A l’époque victorienne, l’engouement pour les parterres de plantes annuelles assemblées en mosaïque était à son comble, les plantes vivaces étant cultivées au potager comme fleurs à couper. A Arley Hall, les plantes herbacées furent plantées dans des parterres pour créer un effet ornemental, avant même que William Robinson et Gertrude Jekyll ne créent leurs propres parterres de fleurs.

Bordure de plantes herbacées
C’est à Arley Hall que se cache un des endroits les plus célèbres au coeur de tous les amateurs de jardins, une superbe double bordure de plantes herbacées, probablement la première conçue en Grande-Bretagne. Son allure n’a pas changé depuis que cette partie du jardin a été représentée dans une aquarelle en 1889.

Les plates-bandes se détachent sur des topiaires d’ifs taillés en arcs-boutants qui créent des divisions très marquées. Une longue bande de gazon sépare les deux parterres de vivaces. «Elle remplace un sentier de gravier qui était plus difficile à entretenir de manière écologique» se souvient de la vicomtesse soucieuse d’écologie.

Ces mixed-borders offrent un spectacle haut en couleur du printemps à l’automne.
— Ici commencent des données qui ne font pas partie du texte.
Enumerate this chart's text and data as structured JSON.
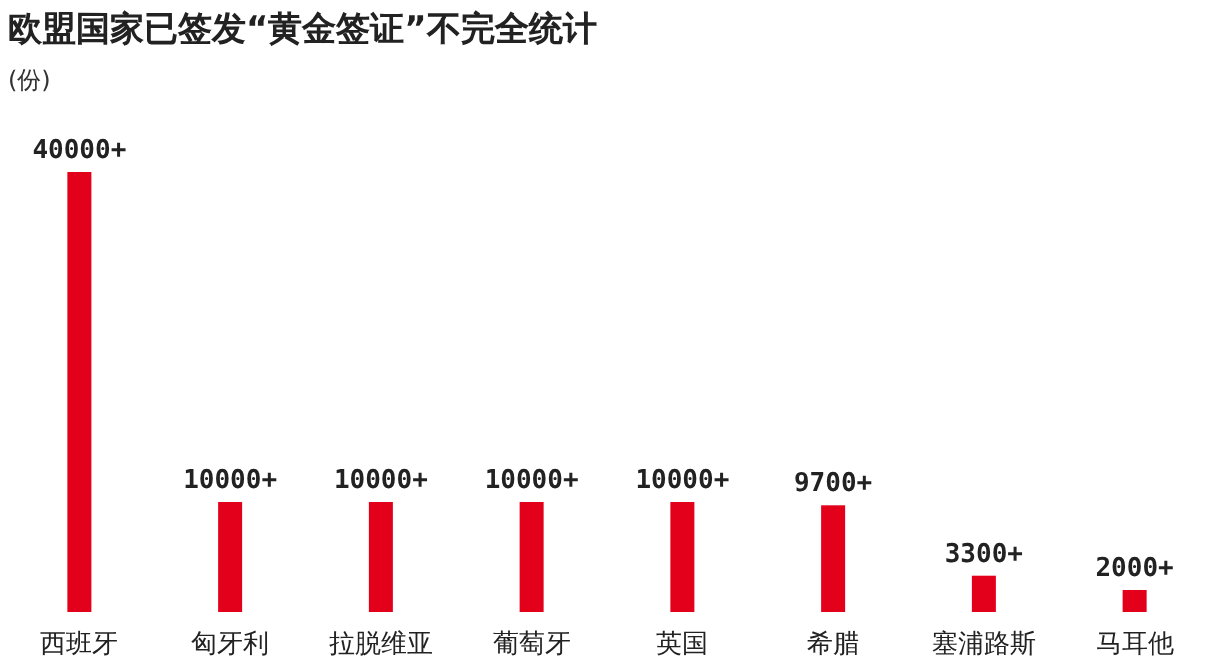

Dominées par des delphiniums bleus, les couleurs pastels des mois de mai et juin laissent la place à des couleurs plus chaudes et éclatantes au coeur de l’été avec des montbretias rouges et des helianthus jaunes, avant de s’estomper par des teintes plus douces avec des sedums charnus au début de l’automne.





On retrouve des plantes vivaces dans un grand jardin enclos de murs, mariées à des roses et des buissons. Chaque massif témoigne d’une parfaite maîtrise de l’art des jardins et charme le regard par le choix de ses végétaux et l’harmonie de ses couleurs.

Ilex Avenue
La promenade conduit à une allée de chênes verts à feuilles de houx, de superbes Quercus ilex hauts de dix mètres et taillés en cylindres symétriques. Ces sculptures végétales mènent au jardin du Sundial Circle, un jardin en contrebas orné d’un cadran solaire.

Kitchen Garden
Abrité de hauts murs, le Kitchen Garden était le jardin nourricier du domaine destiné à Arley Hall mais aussi à leur maison de Londres où la famille séjournait durant l’hiver. Ce jardin accueille des arbres fruitiers palissés, des légumes et des petits fruits. Les plantes fragiles sont cultivées dans la serre.




The Grove
Les jardins se prolongent par The Grove, un jardin paysager dessiné par le paysagiste James Russel et développé ensuite par Lord Ashbrook à partir de 1977. Il est peuplé d’une belle collection de rhododendrons et d’azalées avec près de 400 variétés qui fleurissent dans un mélange éblouissant de couleurs allant des blancs aux roses, jaunes, rouges et violets. Après leur floraison printanière, les arbustes à fleurs et les arbres exotiques prennent le relais, pour le plus grand plaisir des promeneurs.

The Nursery
Fondée en 1993 par Jane Foster, la soeur de Lord Ashbrook, la petite pépinière offre une large collection de plantes vivaces herbacées, d’intéressants arbustes, clématites et plantes grimpantes ainsi qu’une sélection de pélargoniums cultivés dans les serres du domaine.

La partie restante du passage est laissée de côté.